Existe una tierra en el norte de España, la más septentrional, en la que los vientos aplanaron el horizonte de La Mariña. Un territorio abrupto donde las olas penetran con fuerza a lo largo de las Rías Altas, aunque algunos cabos resisten estos embates marinos con altivez y gallardía. Una esquina desolada con los roquedales atlánticos en carne viva donde se refugiaron las últimas tribus celtas en la Costa Ártabra. Un lugar de peregrinaje antiguo al “Cabo do Mundo” en el que el continente parece acabarse en el acantilado marino más alto de Europa. Una ladera de leyendas en la que una ermita llama a los viajeros con una escuálida campana: “A Teixido vai de morto quen non foi de vivo”.
Sí, estamos en una tierra bañada en mar con muchos nombres y pocos vecinos.
Un sitio recortado por la tijera de la naturaleza donde los tres elementos primordiales (agua, tierra y aire) conforman un paisaje inhóspito en el que los escasos vecinos se refugian en los lugares más abrigados de las rías. Se sabe desde antiguo que del mar solo pueden venir los temporales y los saqueadores. Aunque el turismo playero ya lleva algunas décadas ocupando caóticamente algunos enclaves paradisíacos.

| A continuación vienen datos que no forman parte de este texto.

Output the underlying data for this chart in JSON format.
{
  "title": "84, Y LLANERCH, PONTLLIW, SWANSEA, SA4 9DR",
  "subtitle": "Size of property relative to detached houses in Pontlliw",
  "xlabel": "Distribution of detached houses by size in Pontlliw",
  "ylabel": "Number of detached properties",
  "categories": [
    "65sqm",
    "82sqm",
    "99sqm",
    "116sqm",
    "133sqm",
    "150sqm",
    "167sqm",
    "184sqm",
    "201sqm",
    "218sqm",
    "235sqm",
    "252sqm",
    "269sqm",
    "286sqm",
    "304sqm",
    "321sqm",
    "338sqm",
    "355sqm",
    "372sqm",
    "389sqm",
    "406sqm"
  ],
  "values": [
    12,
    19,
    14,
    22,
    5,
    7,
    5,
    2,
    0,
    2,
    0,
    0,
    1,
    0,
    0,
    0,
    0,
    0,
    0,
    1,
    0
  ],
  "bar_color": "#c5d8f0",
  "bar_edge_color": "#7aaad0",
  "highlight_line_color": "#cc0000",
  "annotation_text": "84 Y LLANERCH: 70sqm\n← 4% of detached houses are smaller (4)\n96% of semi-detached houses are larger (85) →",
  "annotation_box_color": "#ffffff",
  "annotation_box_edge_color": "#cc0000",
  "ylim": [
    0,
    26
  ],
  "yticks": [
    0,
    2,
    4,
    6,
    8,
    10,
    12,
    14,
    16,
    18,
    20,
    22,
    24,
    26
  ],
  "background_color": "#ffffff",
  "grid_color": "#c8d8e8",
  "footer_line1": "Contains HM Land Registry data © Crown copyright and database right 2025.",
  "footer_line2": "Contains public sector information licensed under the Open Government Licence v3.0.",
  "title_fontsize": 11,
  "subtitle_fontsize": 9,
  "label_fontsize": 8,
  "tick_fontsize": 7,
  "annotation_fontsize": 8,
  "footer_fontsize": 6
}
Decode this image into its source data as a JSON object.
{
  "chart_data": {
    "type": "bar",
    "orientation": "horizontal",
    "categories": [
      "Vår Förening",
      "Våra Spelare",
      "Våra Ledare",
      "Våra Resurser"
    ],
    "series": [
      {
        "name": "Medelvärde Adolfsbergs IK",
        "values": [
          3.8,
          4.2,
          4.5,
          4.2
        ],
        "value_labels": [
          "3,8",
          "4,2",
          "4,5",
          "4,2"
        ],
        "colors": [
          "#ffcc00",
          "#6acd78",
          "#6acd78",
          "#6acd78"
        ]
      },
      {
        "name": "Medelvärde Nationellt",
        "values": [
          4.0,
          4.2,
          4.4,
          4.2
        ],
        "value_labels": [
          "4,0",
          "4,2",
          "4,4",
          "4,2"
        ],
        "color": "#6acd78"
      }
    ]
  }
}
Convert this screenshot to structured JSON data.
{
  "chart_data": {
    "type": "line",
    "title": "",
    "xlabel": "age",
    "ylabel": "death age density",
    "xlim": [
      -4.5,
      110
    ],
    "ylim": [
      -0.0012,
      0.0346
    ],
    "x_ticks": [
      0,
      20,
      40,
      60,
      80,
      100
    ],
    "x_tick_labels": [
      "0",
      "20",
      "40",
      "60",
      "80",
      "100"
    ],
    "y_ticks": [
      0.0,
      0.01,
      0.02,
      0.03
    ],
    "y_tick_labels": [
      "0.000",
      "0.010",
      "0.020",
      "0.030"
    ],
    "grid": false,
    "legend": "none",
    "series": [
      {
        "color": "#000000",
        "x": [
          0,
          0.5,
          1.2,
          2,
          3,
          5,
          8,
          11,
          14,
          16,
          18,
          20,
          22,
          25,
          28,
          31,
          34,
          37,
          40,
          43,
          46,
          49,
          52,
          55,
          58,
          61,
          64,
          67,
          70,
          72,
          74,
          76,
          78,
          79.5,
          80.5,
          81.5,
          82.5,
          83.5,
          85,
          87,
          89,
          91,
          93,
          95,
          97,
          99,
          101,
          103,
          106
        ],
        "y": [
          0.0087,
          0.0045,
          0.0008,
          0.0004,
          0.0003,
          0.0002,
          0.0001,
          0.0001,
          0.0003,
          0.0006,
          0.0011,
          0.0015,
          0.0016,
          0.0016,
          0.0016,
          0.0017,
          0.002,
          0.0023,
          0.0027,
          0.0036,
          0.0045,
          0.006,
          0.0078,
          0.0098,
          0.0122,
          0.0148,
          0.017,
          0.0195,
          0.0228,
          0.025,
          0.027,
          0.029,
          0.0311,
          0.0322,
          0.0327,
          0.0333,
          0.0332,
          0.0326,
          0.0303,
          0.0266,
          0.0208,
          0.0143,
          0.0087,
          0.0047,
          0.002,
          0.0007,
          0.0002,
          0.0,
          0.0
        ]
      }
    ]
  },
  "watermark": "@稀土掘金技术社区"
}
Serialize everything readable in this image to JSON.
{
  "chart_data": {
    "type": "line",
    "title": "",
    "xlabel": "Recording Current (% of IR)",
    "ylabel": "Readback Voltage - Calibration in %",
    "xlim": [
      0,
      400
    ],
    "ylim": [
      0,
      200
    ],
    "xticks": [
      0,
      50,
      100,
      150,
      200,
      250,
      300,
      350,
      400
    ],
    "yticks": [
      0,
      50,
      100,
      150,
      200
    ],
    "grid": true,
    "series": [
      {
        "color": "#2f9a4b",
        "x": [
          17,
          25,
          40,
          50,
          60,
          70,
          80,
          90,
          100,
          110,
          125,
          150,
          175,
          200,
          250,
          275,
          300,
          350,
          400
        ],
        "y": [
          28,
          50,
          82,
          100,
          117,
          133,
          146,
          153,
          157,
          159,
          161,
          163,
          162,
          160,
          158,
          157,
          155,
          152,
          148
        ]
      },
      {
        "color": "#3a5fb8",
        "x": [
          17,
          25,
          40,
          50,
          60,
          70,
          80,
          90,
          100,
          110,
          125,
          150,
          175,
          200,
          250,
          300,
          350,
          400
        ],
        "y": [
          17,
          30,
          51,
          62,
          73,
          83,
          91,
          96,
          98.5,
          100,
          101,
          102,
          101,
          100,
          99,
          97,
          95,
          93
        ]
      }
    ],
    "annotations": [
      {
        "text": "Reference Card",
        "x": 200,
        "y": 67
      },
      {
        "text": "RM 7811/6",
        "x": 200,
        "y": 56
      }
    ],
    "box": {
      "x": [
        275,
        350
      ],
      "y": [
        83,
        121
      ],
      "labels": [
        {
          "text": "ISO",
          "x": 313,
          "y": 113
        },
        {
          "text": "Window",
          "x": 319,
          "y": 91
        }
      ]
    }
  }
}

Empezamos la búsqueda del norte en la ría del Eo, límite con Asturias. Por aquí predomina la rasa costera, un territorio llano (La Mariña) a cierta altura sobre el nivel del mar, en el que, a veces, se introducen las rías (las Rías Altas) para llevar la brisa marina y las mareas por tierra adentro.
En la parte gallega, Ribadeo es una próspera villa en la que sobresalen las casas de indianos, aquellos que volvieron de hacer las Américas para asombrar con sus riquezas a los vecinos que dejaron en tierra.
Pedaleamos sobre bicis de montaña siguiendo la senda más cercana al mar, que siempre tendremos a nuestra derecha. En 6 etapas para llegar al Ferrol cubrimos 336 km con un ascenso acumulado de 7.510 metros que van desde el nivel del mar hasta la garita de Herbeira (617 m) donde se localiza el acantilado marino más alto de Europa.
En el camino bordeamos las rías de Foz, Viveiro, O Barqueiro, Ortigueira y Cedeira. Visitamos los faros que iluminan los cabos que se adentran en el mar (Isla Pancha en Ribadeo, San Cibrao, Roncadoira en Portocelo, Estaca de Bares, Ortegal, Robaleira en Cedeira y el extraño Fruxeira en Valdoviño). Pasamos por algunas de las playas más sorprendentes, como la de Las Catedrales, con elegantes arcos ojivales de pizarra o la Xilloi, donde las dunas parecen esconder el constante rugido de las olas.
Para reponer energías siempre paramos en los escasos asentamientos humanos donde los lugareños alzaron unos espigones para proteger sus embarcaciones del rigor marino. Con ellas extraen del mar su riqueza: Rinlo, Burela, Viveiro, Vicedo, O Barqueiro, Espasante, Cariño, Cedeira.
En la lucense San Cibrao se construyó una de las mayores industrias del aluminio, auténtico sustento de la comarca, actualmente con problemas de subsistencia en una economía globalizada. Y en el moderno puerto de la vecina Burela se rula gran parte del pescado del Cantábrico.

Después de bordear el cabo de Bares, el lugar más norteño de España, el que divide el mar Cantábrico del océano Atlántico, llegamos a la Costa Ártabra hasta la ría de Ferrol, donde finalizamos el viaje.

Escondida en una formidable ensenada, la ciudad de Ferrol tiene una larga y heroica historia en el mundo de la navegación. También es el principio de una línea ferroviaria de vía estrecha que recorre gran parte del Cantábrico. En este tren con un solo vagón, lento, nostálgico, regresamos al lugar de origen.